Wednesday, November 16, 2005

17. listopadu – Den boje za svobodu a demokracii

The 17th of November is a state holiday in the Czech Republic: The day of struggle for freedom and democracy.

17 November was declared “International Students Day” by the International Students Council in London in 1941. This is the background:

The Nazis had occupied Bohemia and Moravia from 15 March 1939. That same year, on the 28th of October (the anniversary of the independence of Czechoslovakia), there were anti-Nazi demonstrations and riots in Prague. In the course of the Nazi suppression of the demonstrations, Jan Opletal, a medical student at Charles University, was grievously wounded. He died on the 11th of November and his funeral was held on the 15th of November. Several thousand students attended Jan Opletal’s funeral and the funeral metamorphosed into another anti-Nazi demonstration.
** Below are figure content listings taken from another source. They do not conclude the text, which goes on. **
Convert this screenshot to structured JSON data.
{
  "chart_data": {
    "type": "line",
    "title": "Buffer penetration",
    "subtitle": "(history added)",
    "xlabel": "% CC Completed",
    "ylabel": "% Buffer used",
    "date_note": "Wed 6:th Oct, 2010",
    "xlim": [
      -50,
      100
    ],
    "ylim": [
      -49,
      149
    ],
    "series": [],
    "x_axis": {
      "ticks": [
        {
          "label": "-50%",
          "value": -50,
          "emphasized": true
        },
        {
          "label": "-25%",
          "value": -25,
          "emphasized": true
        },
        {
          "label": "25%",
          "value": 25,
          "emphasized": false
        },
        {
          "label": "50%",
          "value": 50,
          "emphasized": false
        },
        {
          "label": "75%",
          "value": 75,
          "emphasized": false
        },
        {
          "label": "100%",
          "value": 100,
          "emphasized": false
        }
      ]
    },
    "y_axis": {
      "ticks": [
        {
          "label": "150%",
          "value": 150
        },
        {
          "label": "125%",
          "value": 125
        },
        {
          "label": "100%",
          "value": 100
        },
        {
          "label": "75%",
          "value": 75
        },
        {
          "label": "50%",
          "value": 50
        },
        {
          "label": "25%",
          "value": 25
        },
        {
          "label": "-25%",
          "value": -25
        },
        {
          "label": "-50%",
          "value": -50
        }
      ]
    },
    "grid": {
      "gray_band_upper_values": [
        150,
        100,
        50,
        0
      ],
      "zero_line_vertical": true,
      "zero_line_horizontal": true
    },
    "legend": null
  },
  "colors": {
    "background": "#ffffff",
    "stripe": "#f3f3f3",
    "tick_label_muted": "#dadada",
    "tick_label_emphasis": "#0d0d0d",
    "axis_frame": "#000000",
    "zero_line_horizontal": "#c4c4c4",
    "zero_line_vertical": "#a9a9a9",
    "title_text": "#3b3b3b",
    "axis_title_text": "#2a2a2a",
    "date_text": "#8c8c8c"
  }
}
On the 17th of November 1939, the Nazis stormed Charles University, executed 9 students, sent over 1200 students to concentration camps and closed all the universities in Bohemia and Moravia for the remainder of the war.

Friday, 17 November 1989

The Socialist Youth Union had organised a demonstration for International Students Day. By 4 o’clock that afternoon, about 15,000 people had gathered near Jan Opletal’s grave in Vyšehrad. The demonstrators marched down from Vyšehrad and along the river to Národní třída, a major thoroughfare in the centre of Prague. At about 7.30 in the evening they were stopped by riot police in Národní třída. The police had blocked all escape routes and the demonstrators, mostly students, were trapped. The police brutally beat the students, but then eventually allowed them to disperse. One of the demonstrators, Ludvík Zifčák, did not get up from where he was lying in the street. Thus the rumour of the dead student was born.*

The events of that evening were the catalyst for the Velvet Revolution.

*Ludvík Zifčák was actually a member of the secret police and had not been injured; to this day no one knows what his motives were.